Verizon Communications Inc. VZ is scheduled to release second-quarter 2019 results before the opening bell on Aug 1. The company is likely to record lower year-over-year revenues from the Wireline segment owing to secular pressure from legacy technologies.
Whether this will hurt the bottom line of the company remains to be seen.
Verizon is facing a steady decline in legacy wireline services due to competitive pressure from voice-over-Internet protocol service providers and aggressive triple-play (voice, data, video) offerings by the cable companies. The company is continually losing Fios Video connections amid pressure from cord-cutting of video bundles, as consumers are increasingly cancelling pay TV packages for cheaper streaming options from Netflix, Amazon, Hulu and other services. Verizon expects the secular and pricing pressure to affect its second-quarter Wireline revenues, undermining the overall quarterly performance.
In order to make wireline profitable, Verizon is making significant investments and is streamlining its cost structure. The company has embarked on ‘One Fiber’ initiative that aims to build a single, highly-resilient and scalable fiber network to offer advanced data services to customers across consumer, business and enterprise customer groups. This, in turn, is likely to weigh on margins and strain its bottom line in the quarter. Wireline EBITDA for the second quarter is expected to be $1,428 million compared with $1,505 million recorded in the year-ago quarter.
The Zacks Consensus Estimate for revenues from the Wireline segment is pegged at $7,205 million. The segment reported $7,459 million a year ago. The lower revenue expectations can be attributed to soft demand and cheaper competitive options.
Total revenues for the company are expected to be $32,395 million. It generated revenues of $32,203 million in the prior-year quarter. (Read More: Can Higher Wireless Revenues Buoy Verizon Q2 Earnings?)
Our proven model shows that Verizon is likely to beat earnings in the second quarter as it possesses the key components. A stock needs to have both a positive Earnings ESP and a Zacks Rank #1 (Strong Buy), 2 (Buy) or 3 (Hold) for this to happen. This is perfectly the case here as you will see below:
Earnings ESP: Earnings ESP, which represents the difference between the Most Accurate Estimate and the Zacks Consensus Estimate, is +0.52% with the former pegged at $1.21 and the latter at $1.20. You can uncover the best stocks to buy or sell before they’re reported with our Earnings ESP Filter.
Verizon Communications Inc. Price and EPS Surprise
Verizon Communications Inc. price-eps-surprise | Verizon Communications Inc. Quote
Zacks Rank: Verizon has a Zacks Rank #3. This increases the predictive power of our model and a positive ESP makes us reasonably confident of an earnings beat.

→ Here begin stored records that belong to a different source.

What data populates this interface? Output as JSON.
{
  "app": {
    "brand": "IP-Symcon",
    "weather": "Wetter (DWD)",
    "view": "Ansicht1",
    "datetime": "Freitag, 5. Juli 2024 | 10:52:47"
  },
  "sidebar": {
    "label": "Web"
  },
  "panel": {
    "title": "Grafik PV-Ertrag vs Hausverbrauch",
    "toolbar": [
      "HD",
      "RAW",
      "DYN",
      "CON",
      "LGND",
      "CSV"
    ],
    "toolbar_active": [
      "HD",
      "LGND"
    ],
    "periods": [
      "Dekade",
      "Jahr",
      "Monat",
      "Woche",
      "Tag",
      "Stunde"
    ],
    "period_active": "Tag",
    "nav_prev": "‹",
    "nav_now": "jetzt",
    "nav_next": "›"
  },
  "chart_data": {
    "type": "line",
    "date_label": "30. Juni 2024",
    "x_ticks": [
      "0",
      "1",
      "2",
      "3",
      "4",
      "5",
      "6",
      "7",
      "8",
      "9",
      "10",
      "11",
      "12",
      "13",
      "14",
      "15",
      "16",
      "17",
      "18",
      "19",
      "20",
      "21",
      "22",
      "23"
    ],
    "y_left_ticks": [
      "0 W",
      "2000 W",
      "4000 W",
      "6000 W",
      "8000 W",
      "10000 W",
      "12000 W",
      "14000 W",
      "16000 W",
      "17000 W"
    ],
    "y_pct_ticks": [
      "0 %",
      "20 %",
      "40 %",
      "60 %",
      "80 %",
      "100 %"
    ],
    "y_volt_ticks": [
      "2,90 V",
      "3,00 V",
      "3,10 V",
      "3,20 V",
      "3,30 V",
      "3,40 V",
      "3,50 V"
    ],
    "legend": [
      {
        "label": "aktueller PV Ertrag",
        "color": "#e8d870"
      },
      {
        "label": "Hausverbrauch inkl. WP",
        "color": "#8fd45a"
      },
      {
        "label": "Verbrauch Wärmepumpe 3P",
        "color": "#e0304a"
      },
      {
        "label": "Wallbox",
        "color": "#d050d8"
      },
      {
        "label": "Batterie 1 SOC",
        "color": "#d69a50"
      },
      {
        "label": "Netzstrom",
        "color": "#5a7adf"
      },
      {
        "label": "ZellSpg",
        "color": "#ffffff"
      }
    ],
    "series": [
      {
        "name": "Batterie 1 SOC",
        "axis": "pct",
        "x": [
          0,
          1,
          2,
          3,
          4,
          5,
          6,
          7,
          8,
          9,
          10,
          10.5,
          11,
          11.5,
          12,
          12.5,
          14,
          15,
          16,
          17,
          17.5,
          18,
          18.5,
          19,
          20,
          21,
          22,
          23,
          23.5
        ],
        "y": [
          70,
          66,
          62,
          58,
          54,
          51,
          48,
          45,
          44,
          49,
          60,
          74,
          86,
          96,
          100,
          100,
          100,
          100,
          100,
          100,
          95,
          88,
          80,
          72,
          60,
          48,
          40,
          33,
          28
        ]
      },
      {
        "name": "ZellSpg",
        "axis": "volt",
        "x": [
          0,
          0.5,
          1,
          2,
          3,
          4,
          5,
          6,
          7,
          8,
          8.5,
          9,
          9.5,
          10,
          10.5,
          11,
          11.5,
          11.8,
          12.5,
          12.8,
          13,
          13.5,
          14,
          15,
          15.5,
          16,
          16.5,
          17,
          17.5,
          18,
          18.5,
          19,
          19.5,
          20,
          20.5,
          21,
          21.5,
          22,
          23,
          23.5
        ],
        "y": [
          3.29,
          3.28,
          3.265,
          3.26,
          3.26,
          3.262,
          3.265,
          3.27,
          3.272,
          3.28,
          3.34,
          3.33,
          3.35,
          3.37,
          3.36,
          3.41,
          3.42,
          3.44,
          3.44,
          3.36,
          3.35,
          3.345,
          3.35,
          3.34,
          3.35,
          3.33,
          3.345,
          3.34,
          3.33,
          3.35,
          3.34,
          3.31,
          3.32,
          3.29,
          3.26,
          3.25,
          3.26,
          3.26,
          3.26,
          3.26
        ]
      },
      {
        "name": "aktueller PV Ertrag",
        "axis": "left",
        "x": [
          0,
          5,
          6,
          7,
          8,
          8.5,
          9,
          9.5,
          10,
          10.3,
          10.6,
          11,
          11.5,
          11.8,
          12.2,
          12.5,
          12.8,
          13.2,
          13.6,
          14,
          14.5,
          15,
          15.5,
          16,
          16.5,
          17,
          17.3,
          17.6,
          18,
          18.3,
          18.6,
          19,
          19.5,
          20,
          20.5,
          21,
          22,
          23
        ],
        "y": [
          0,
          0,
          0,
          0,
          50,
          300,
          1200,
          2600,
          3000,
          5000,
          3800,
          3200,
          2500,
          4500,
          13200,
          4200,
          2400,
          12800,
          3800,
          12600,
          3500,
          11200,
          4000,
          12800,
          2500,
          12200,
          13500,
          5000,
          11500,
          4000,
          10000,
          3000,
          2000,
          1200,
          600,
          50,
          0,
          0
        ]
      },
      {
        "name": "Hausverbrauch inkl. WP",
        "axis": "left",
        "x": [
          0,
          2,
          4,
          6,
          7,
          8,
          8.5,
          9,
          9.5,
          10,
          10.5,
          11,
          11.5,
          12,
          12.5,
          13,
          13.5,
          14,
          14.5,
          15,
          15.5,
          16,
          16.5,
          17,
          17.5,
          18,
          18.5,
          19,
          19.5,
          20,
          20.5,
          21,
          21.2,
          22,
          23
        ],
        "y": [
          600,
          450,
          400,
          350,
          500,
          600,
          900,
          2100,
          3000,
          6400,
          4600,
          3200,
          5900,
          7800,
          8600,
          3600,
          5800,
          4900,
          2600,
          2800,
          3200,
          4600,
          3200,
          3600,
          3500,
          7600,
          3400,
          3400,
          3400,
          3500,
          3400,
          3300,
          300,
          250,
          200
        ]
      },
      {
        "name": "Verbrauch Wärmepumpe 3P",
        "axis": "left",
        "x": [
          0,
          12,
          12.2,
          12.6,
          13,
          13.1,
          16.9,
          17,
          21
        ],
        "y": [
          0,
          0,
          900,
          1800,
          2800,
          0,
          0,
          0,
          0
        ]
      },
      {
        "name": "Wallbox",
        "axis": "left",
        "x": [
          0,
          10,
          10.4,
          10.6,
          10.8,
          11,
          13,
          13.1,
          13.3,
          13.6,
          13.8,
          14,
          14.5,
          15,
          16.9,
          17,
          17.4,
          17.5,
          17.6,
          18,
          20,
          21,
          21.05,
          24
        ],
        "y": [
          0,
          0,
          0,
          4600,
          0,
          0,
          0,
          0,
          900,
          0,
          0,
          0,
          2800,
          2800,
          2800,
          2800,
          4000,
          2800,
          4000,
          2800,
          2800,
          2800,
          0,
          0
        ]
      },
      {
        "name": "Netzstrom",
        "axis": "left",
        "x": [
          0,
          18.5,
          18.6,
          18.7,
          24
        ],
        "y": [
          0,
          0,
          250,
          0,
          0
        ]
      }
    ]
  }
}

Note that we caution against stocks with a Zacks Rank #4 or 5 (Sell-rated) going into the earnings announcement, especially when the company is seeing a negative estimate revisions momentum.
Other Stocks to Consider
Here are some other companies that you may want to consider, as our model shows that these have the right combination of elements to post an earnings beat this quarter:
Ciena Corporation CIEN is set to release quarterly numbers on Aug 29. It has an Earnings ESP of +5.26% and a Zacks Rank #2. You can see the complete list of today’s Zacks #1 Rank stocks here.
The Earnings ESP for Motorola Solutions, Inc. MSI is +1.25% and it carries a Zacks Rank of 3. The company is set to report quarterly numbers on Aug 1.
The Earnings ESP for TELUS Corporation TU is +2.61% and it carries a Zacks Rank of 2. The company is slated to report quarterly numbers on Aug 2.